Holding: The Court held that attorney fees paid by an individual to contest a federal gift tax deficiency are not deductible under section 23(a)(2) because they arise from personal family gifts rather than from producing or conserving income.
- Disallows deduction for attorney fees to contest federal gift tax deficiencies.
- Affirms Treasury rule treating those legal costs as nondeductible.
- Stops donors from lowering income tax by claiming contesting-fee deductions.
Summary
Background
Joseph T. Lykes, an individual shareholder in a closely held family corporation, gave 1,000 shares of stock to his wife and three children in 1940. He reported the gifts at $120 per share and paid gift tax; the Commissioner later revalued the shares at $915.50 and asserted a large gift-tax deficiency. Lykes paid about $7,263.83 in legal fees to contest the deficiency and later sought to deduct those attorney fees on his federal income tax return.
Reasoning
The Court focused on whether the attorney fee was deductible under section 23(a)(2) of the tax code, which allows some non-business expenses when they are for producing income or managing income-producing property. The majority said gifts to family are essentially personal expenses under section 24(1) and that the record did not show the transfers or the legal fee were actually for producing or conserving income.

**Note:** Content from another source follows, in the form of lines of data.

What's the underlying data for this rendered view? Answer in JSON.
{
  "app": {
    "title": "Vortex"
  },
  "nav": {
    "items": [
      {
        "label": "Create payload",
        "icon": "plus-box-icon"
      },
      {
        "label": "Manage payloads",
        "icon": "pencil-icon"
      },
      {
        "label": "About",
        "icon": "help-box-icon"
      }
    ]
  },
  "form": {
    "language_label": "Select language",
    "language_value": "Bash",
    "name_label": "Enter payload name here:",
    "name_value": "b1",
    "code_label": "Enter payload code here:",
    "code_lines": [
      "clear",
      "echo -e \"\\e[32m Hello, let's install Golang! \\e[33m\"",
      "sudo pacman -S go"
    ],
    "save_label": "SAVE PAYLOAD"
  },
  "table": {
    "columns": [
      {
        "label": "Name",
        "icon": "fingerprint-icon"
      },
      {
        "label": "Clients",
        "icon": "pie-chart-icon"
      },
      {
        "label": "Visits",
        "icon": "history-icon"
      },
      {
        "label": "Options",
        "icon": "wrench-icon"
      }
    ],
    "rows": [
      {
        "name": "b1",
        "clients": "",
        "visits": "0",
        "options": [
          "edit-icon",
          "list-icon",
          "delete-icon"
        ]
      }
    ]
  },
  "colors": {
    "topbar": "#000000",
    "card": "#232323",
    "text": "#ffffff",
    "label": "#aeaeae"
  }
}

The Court also gave weight to a Treasury regulation saying legal costs to determine gift tax liability are not deductible and affirmed the Court of Appeals' decision disallowing the deduction.
Real world impact
Individual taxpayers who pay lawyers to contest federal gift tax assessments generally cannot deduct those fees from their income tax under the rule adopted here. The decision upholds the Treasury view that defending against a gift-tax deficiency is an expense tied to a personal gift, not to producing or conserving income, so donors cannot lower taxable income by claiming such fees.
Dissents or concurrances
Justice Jackson (joined by Justice Frankfurter) dissented, arguing the fee should be deductible as an expense to conserve income-producing property and criticizing reliance on the Treasury regulation as contrary to the statute.